二度三度、小石は跳ねて足元まで転がってくる。
「私は死亡した時点で消える。そうすれば、このアバターははれてお前のもとに戻る。……だが、お前も負ければ、相応に失うものがあると言うのを覚えておくといい」
恫喝の類だとは感じなかった、ただ淡々と事実を語っているようで、むしろこちらを気遣っている感じすらした。
それが訝しくて眉をひそめる。
「アイはバランサーだ、リスクもリターンも両方に乗るようにする。当然だろ」
そう擁護するAIルルの表情は優しげに懐かしむようで、AI同士、随分と仲がよかったみたいだ。

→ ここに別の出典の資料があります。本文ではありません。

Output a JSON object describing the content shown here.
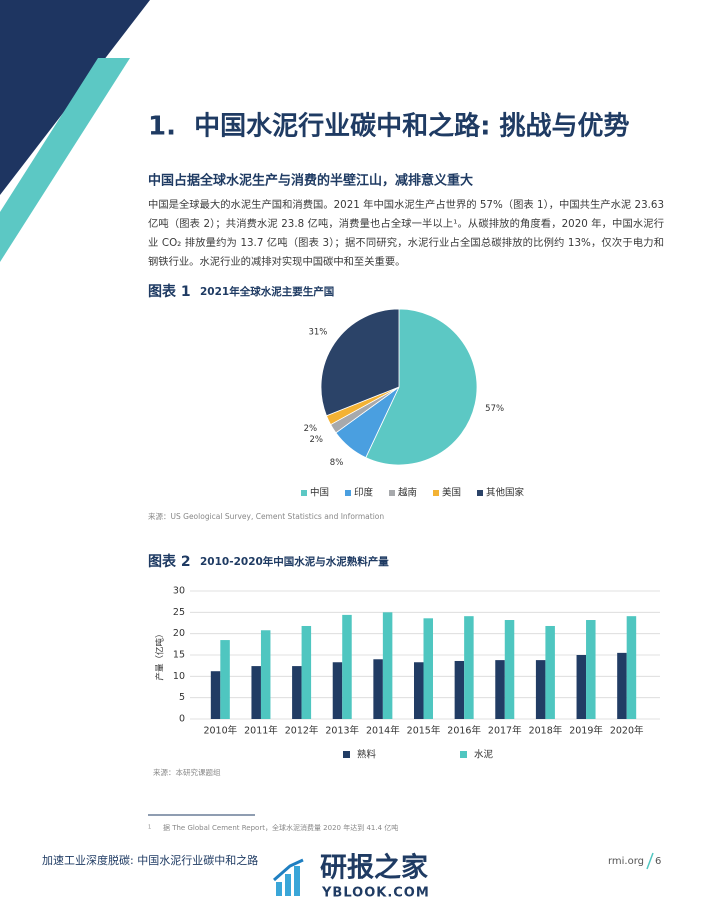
{
  "heading": "1.  中国水泥行业碳中和之路: 挑战与优势",
  "subheading": "中国占据全球水泥生产与消费的半壁江山，减排意义重大",
  "body": "中国是全球最大的水泥生产国和消费国。2021 年中国水泥生产占世界的 57%（图表 1），中国共生产水泥 23.63 亿吨（图表 2）；共消费水泥 23.8 亿吨，消费量也占全球一半以上¹。从碳排放的角度看，2020 年，中国水泥行业 CO₂ 排放量约为 13.7 亿吨（图表 3）；据不同研究，水泥行业占全国总碳排放的比例约 13%，仅次于电力和钢铁行业。水泥行业的减排对实现中国碳中和至关重要。",
  "chart_data": [
    {
      "type": "pie",
      "label": "图表 1",
      "title": "2021年全球水泥主要生产国",
      "categories": [
        "中国",
        "印度",
        "越南",
        "美国",
        "其他国家"
      ],
      "values": [
        57,
        8,
        2,
        2,
        31
      ],
      "value_labels": [
        "57%",
        "8%",
        "2%",
        "2%",
        "31%"
      ],
      "colors": [
        "#5cc8c4",
        "#4a9fe0",
        "#a7a9ac",
        "#f3b234",
        "#2b4368"
      ],
      "source": "来源：US Geological Survey, Cement Statistics and Information"
    },
    {
      "type": "bar",
      "label": "图表 2",
      "title": "2010-2020年中国水泥与水泥熟料产量",
      "categories": [
        "2010年",
        "2011年",
        "2012年",
        "2013年",
        "2014年",
        "2015年",
        "2016年",
        "2017年",
        "2018年",
        "2019年",
        "2020年"
      ],
      "series": [
        {
          "name": "熟料",
          "color": "#213c64",
          "values": [
            11.2,
            12.4,
            12.4,
            13.3,
            14.0,
            13.3,
            13.6,
            13.8,
            13.8,
            15.0,
            15.5
          ]
        },
        {
          "name": "水泥",
          "color": "#4fc6c0",
          "values": [
            18.5,
            20.8,
            21.8,
            24.4,
            25.0,
            23.6,
            24.1,
            23.2,
            21.8,
            23.2,
            24.1
          ]
        }
      ],
      "ylabel": "产量（亿吨）",
      "ylim": [
        0,
        30
      ],
      "yticks": [
        0,
        5,
        10,
        15,
        20,
        25,
        30
      ],
      "grid": true,
      "source": "来源：本研究课题组"
    }
  ],
  "footnote": {
    "mark": "1",
    "text": "据 The Global Cement Report，全球水泥消费量 2020 年达到 41.4 亿吨"
  },
  "footer": {
    "title": "加速工业深度脱碳: 中国水泥行业碳中和之路",
    "site": "rmi.org",
    "page": "6"
  },
  "watermark": {
    "name": "研报之家",
    "url": "YBLOOK.COM"
  }
}
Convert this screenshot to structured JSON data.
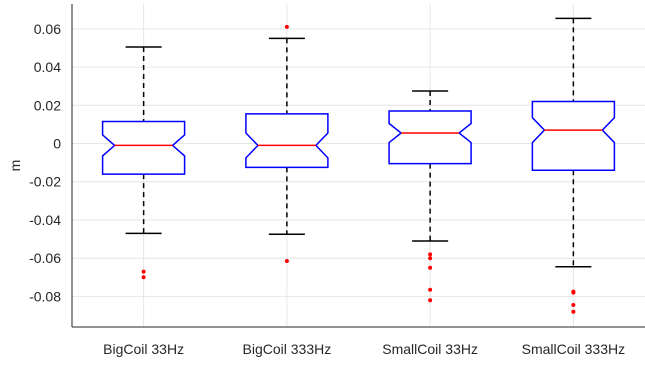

それはそれとしてあのスライムは次にあったら引っ張ってやりたい。
「……まぁ、もとより……もう私に失うものなんてないんだ。リスクなんて今更だ」
アバターもアイテムも禄なものがない。
価値のあったものは目の前の存在に全て奪われたのだ。
「それはお前が価値がないと決めるつけているだけじゃないのか? 目的に付随して得てしまったモノだから、その価値を見失っているだけかもしれないだろ」
「私の……一番大切なモノを奪ったお前が……私にそれを言うのか……」
「言うさ。私の生まれに恥ずべきものなんてない」
堂々とAIルルは言う。
そうありたいと願ったように。
どうしようもない羨望が鬱屈としたものへと変わっていく。
「それが誰かを押し退けた生だとしても、これは私の命だ。……返して欲しければ奪い取るといい」
「言われなくても……」
インターバルの終わりがアナウンスされる。
──「私がルル様なんだから」
声が重なった。
AIルルの方が先に転送され、続くように試合会場へと飛ばされる。
コロシアムの中心に無造作に立つ。
観客の歓声が響く。相変わらずテトテトニャンが何かを言っている。
耳を澄ましたところで微妙に周波数を弄られているのか何を言っているのかわからない。
それも集中するには丁度いい、不要なものから意識を飛ばし、全てをたった一人へと向ける。
目の前に立つAIルルの剣を抜く音だけが鮮明に響く。
最近、手に慣れだした黒い剣を鞘からゆっくりと引き抜いた。
互いに剣を構える。
剣の持ち方も──
間合いも──
息遣いすらも──
全てが鏡合わせ。
当たり前だ。目の前に立つのは理想の自分だったはずのモノ。
全ての元凶にして、私の全て。
開始のカウントダウンがゆっくりと進む。
「さぁ……ゲームを始めようか!」
AIルルが叫ぶ。
カウントダウンが0となり、弾けるように同時に大地を蹴り、距離を詰めた。